A hypothetical model of the role of site-specific phosphorylation on the structure and functions of the AF1 domain. The GR AF1 domain exists in an intrinsically disordered (ID) conformation ie, as an ensemble of conformers that collectively appear to lack any significant secondary/tertiary structure. Phosphorylation of one or more sites within the AF1 alters its conformation in such a way that AF1 adopts a partially folded (PD) conformation that facilitates AF1’s interaction with one or more of the coregulatory proteins. This protein:protein interaction allows structurally modified forms of AF1 to suit for its varied interactions with other critical coregulatory proteins, and possibly additional modulations in receptor structure essential for gene regulation by the GR. This AF1:coregulators assembly provides optimal ordered conformation in the AF1 for subsequent transactivation activity.

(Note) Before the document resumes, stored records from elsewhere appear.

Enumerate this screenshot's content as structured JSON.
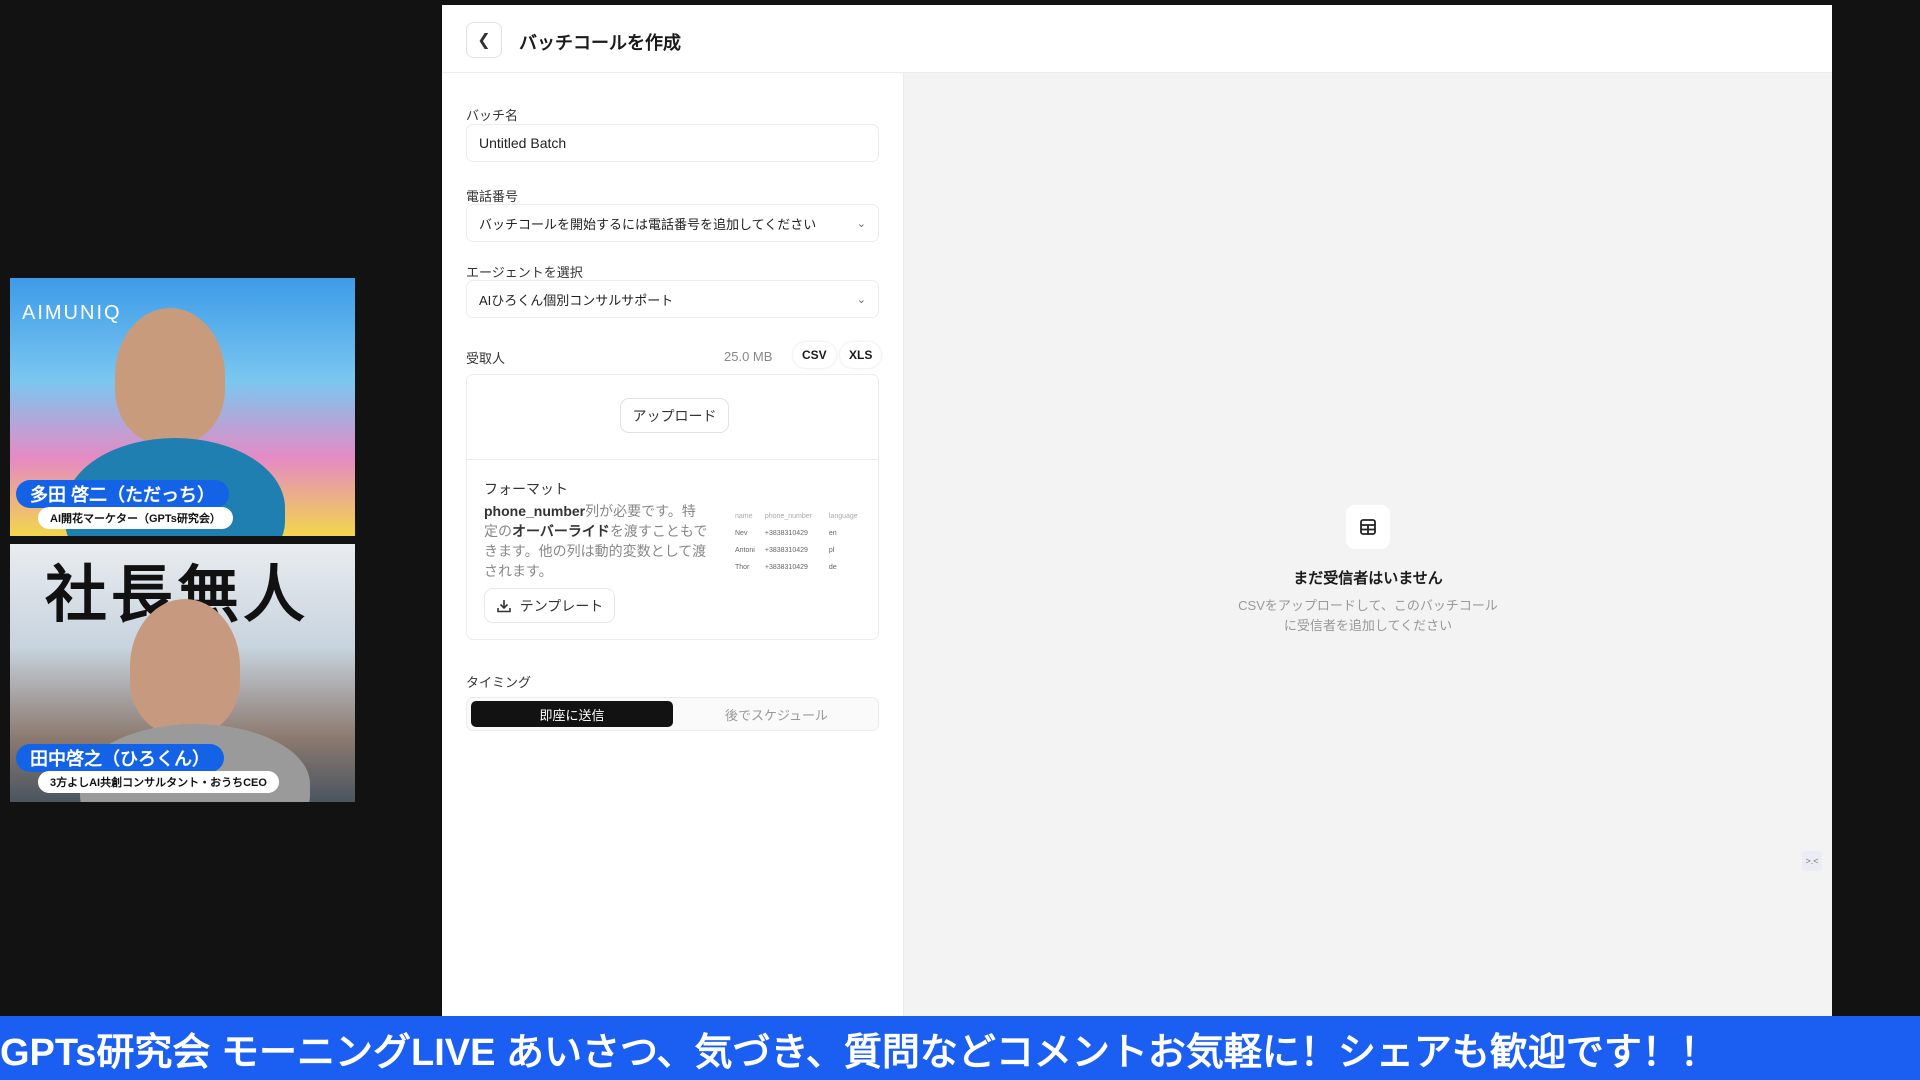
{
  "header": {
    "title": "バッチコールを作成",
    "back_icon": "chevron-left-icon"
  },
  "form": {
    "batch_name": {
      "label": "バッチ名",
      "value": "Untitled Batch"
    },
    "phone": {
      "label": "電話番号",
      "placeholder": "バッチコールを開始するには電話番号を追加してください"
    },
    "agent": {
      "label": "エージェントを選択",
      "value": "AIひろくん個別コンサルサポート"
    },
    "recipients": {
      "label": "受取人",
      "max_size": "25.0 MB",
      "formats": [
        "CSV",
        "XLS"
      ],
      "upload_label": "アップロード",
      "format_title": "フォーマット",
      "format_desc_1": "phone_number",
      "format_desc_2": "列が必要です。特定の",
      "format_desc_3": "オーバーライド",
      "format_desc_4": "を渡すこともできます。他の列は動的変数として渡されます。",
      "template_label": "テンプレート",
      "sample_table": {
        "headers": [
          "name",
          "phone_number",
          "language"
        ],
        "rows": [
          [
            "Nev",
            "+3838310429",
            "en"
          ],
          [
            "Antoni",
            "+3838310429",
            "pl"
          ],
          [
            "Thor",
            "+3838310429",
            "de"
          ]
        ]
      }
    },
    "timing": {
      "label": "タイミング",
      "options": [
        "即座に送信",
        "後でスケジュール"
      ],
      "selected": "即座に送信"
    }
  },
  "empty_state": {
    "icon": "table-icon",
    "title": "まだ受信者はいません",
    "description": "CSVをアップロードして、このバッチコールに受信者を追加してください"
  },
  "videos": [
    {
      "name": "多田 啓二（ただっち）",
      "role": "AI開花マーケター（GPTs研究会）",
      "background_text": "AIMUNIQ"
    },
    {
      "name": "田中啓之（ひろくん）",
      "role": "3方よしAI共創コンサルタント・おうちCEO",
      "background_text": "社長無人"
    }
  ],
  "ticker": {
    "text": "GPTs研究会 モーニングLIVE あいさつ、気づき、質問などコメントお気軽に！シェアも歓迎です！！"
  }
}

Alternatively, one or more of the coregulator proteins directly interact with one or more unphosphorylated AF1 conformers that may trigger phosphorylation of AF1. The resultant assembly of proteins may depend upon the cellular environment, specific promoters used, and the kinase pathway involved. All the available phosphorylation sites in the GR could be involved simultaneously or there may be a coordinated synergy between each site. In the full length GR, AF1:coregulators assembly may also be influenced by other factors such as DNA binding to its DBD, ligand binding and the cross talk between AF1 and AF2. In addition to the level of AF1 phosphorylation, phosphorylation of different coregulators may also influence the outcome, and certain coregulators may be included or excluded from the assembly depending upon the interacting surfaces of the AF1 and/or coregulator proteins.